Previously, use of insulin barred people with diabetes from many “safety-critical” occupations, including flying commercial aircraft. In 2012, the UK Civil Aviation Authority began certifying carefully selected insulin-treated pilots on the basis of a rigorous blood glucose testing protocol and reviews, and pilots in Ireland and Austria are now using the same protocol.
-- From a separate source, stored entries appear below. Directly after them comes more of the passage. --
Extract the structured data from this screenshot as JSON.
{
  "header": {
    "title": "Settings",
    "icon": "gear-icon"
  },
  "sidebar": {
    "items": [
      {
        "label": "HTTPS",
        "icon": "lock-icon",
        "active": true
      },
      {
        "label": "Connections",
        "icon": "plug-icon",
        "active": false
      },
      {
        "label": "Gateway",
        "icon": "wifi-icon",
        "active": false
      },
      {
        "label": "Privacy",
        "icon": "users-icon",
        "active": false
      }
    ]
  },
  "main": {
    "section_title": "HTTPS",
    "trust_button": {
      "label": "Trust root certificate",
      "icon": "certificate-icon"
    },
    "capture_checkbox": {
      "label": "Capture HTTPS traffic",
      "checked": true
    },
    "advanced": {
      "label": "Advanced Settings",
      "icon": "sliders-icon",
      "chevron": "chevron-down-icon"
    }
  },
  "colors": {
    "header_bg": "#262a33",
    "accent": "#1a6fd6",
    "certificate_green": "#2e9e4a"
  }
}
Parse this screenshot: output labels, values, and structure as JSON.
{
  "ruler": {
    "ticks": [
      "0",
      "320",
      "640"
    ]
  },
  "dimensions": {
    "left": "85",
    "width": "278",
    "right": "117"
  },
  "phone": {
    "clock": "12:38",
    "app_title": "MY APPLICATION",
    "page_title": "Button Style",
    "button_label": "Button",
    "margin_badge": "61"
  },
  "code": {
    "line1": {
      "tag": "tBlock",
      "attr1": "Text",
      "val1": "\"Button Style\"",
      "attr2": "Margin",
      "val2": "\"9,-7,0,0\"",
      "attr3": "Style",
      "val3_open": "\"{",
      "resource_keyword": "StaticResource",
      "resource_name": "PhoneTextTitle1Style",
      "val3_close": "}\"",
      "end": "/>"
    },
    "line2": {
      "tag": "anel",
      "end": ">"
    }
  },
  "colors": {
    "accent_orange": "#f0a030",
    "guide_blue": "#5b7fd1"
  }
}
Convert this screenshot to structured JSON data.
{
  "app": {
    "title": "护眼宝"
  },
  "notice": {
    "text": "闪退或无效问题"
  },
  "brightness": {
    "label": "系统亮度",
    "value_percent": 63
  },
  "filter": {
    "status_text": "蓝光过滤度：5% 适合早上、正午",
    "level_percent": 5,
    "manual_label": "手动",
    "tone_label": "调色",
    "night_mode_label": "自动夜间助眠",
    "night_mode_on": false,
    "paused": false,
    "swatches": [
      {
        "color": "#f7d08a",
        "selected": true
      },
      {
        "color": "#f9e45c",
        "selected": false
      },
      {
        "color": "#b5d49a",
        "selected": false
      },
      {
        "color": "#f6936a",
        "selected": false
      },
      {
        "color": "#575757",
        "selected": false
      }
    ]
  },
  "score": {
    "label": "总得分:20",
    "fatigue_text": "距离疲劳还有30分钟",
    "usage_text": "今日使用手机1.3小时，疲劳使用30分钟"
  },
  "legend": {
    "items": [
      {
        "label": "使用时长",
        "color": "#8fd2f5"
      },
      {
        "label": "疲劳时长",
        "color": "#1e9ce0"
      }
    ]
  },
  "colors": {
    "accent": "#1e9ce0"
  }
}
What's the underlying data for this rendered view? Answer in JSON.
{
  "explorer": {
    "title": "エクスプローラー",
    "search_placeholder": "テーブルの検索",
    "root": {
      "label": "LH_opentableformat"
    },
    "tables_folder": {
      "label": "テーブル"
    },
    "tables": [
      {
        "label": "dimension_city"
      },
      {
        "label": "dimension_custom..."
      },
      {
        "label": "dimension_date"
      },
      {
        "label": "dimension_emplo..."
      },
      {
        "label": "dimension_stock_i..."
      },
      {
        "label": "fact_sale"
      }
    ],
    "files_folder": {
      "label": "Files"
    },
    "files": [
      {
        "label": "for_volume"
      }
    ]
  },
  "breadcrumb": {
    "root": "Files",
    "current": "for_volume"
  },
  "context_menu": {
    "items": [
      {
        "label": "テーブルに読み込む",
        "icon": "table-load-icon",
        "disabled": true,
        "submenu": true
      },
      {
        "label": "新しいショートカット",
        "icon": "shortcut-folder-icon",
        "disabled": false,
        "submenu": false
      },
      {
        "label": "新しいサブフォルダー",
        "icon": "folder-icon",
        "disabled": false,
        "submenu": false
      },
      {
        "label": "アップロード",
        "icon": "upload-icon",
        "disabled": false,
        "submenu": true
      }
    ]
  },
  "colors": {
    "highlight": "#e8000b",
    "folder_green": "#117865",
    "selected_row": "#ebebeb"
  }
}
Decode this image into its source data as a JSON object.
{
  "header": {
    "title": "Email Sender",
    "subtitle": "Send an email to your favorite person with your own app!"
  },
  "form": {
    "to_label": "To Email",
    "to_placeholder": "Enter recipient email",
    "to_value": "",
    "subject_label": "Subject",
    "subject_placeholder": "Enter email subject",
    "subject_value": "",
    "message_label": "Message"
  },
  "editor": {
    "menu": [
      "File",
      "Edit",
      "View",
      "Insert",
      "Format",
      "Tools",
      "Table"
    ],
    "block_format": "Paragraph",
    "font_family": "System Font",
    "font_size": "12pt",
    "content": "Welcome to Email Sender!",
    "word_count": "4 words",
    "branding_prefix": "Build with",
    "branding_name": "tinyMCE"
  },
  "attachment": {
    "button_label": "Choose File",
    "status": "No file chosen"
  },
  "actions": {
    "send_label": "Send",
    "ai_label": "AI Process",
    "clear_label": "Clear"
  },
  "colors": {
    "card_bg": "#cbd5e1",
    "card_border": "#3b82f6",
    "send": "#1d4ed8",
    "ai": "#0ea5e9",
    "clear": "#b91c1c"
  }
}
The protocol requires pre-flight and hourly in-flight blood glucose measurements, the values of which are correlated to a traffic light system:
- Green: 5.0–15.0 mmol/L.
- Amber: 4.0–4.9 mmol/L and 15.1–20.0 mmol/L.
- Red: <4.0 mmol/L or >20.0 mmol/L.
As well as demonstrating strict glycaemic control, pilots must have intact hypoglycaemia awareness, which is assessed at their 6-monthly medical review. Following any change in type of insulin, flying is barred for 3 months and other rigorous safety reviews must also be undertaken.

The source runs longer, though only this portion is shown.